Bright Blue Cosmic Outbursts Likely Caused by Large Black Holes Shredding Massive Companions

Bright reds, yellows and orange points of lights are scattered on a black background Some are obviously galaxies with small pinwheel shape and others are just points of light. In the Center is a bright blue glowing object next to a fainter orange one. — This composite image features X-ray, ultraviolet, optical, and near-infrared data of the luminous fast blue optical transient (LFBOT) named AT 2024wpp. The transient is the bright spot at the upper right edge of its host galaxy, which is 1.1 billion light-years from Earth. Credit: International Gemini Observatory/CTIO/NOIRLab/DOE/NSF/AURA/NASA/ESA/Hubble/Swift/CXC/ALMA (ESO/NAOJ/NRAO) Image Processing: J. Miller & M. Rodriguez (International Gemini Observatory/NSF NOIRLab), T.A. Rector (University of Alaska Anchorage/NSF NOIRLab), D. de Martin & M. Zamani (NSF NOIRLab)

In 2024, astronomers discovered the brightest Luminous Fast Blue Optical Transient (LFBOT) ever observed. LFBOTs are extremely bright flashes of blue light that shine for brief periods before fading away. New analysis of this record-breaking burst, which includes observations from the International Gemini Observatory, funded in part by the U.S. National Science Foundation, challenges all prior understanding of these rare explosive events.

Among the more puzzling cosmic phenomena discovered over the past few decades are brief and very bright flashes of blue and ultraviolet light that gradually fade away, leaving behind faint X-ray and radio emissions. This curious class of objects is known as luminous fast blue optical transients (LFBOTs), and with slightly more than a dozen discovered so far, astronomers have debated whether they are produced by an unusual type of supernova or by interstellar gas falling into a black hole.

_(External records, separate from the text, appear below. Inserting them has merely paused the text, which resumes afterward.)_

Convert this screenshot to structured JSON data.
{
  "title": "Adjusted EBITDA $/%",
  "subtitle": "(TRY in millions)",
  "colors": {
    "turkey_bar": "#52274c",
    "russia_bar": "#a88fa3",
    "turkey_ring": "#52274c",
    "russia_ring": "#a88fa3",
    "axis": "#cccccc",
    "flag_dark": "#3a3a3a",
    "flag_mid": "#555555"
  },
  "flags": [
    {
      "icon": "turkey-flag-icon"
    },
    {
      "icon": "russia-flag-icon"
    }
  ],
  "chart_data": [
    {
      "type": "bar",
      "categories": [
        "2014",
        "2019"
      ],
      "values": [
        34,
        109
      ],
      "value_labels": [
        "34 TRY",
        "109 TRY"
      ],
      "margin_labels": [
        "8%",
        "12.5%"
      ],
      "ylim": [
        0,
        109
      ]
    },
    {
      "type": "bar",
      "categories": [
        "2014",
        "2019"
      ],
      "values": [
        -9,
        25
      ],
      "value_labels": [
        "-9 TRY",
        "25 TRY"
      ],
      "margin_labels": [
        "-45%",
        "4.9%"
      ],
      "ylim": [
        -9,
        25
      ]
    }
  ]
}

Analysis of the brightest LFBOT to-date, named AT 2024wpp and discovered last year, shows that they’re neither. Instead, a team led by researchers from the University of California, Berkeley, concluded that they are caused by an extreme tidal disruption, where a black hole of up to 100 times the mass of our Sun completely shreds its massive star companion within days.

This discovery resolves a decade-long conundrum but also illustrates the many varieties of stellar calamities that astronomers encounter, each with its characteristic spectrum of light that evolves over time. Figuring out the processes that produce these unique light signatures tests current knowledge of the physics of black holes and helps astronomers understand the evolution of stars in our Universe.

The team’s analysis of AT 2024wpp is presented in two papers recently accepted by The Astrophysical Journal Letters. The studies utilize data from a large collection of telescopes that measured the various wavelengths of light emitted by the LFBOT [2]. Crucial near-infared data was collected with the Flamingos-2 instrument on the Gemini South telescope in Chile, one half of the International Gemini Observatory, funded in part by the U.S. National Science Foundation and operated by NSF NOIRLab

“The ongoing discovery of luminous fast blue optical transients shows that Gemini South and other ground-based astronomical facilities are primed to characterize these mysterious objects,” says Martin Still, NSF program director for the International Gemini Observatory. “We expect the NSF–DOE Vera C. Rubin Observatory will spot large numbers of these transient objects, giving Gemini and other telescopes unprecedented opportunities for detailed follow-up observations.”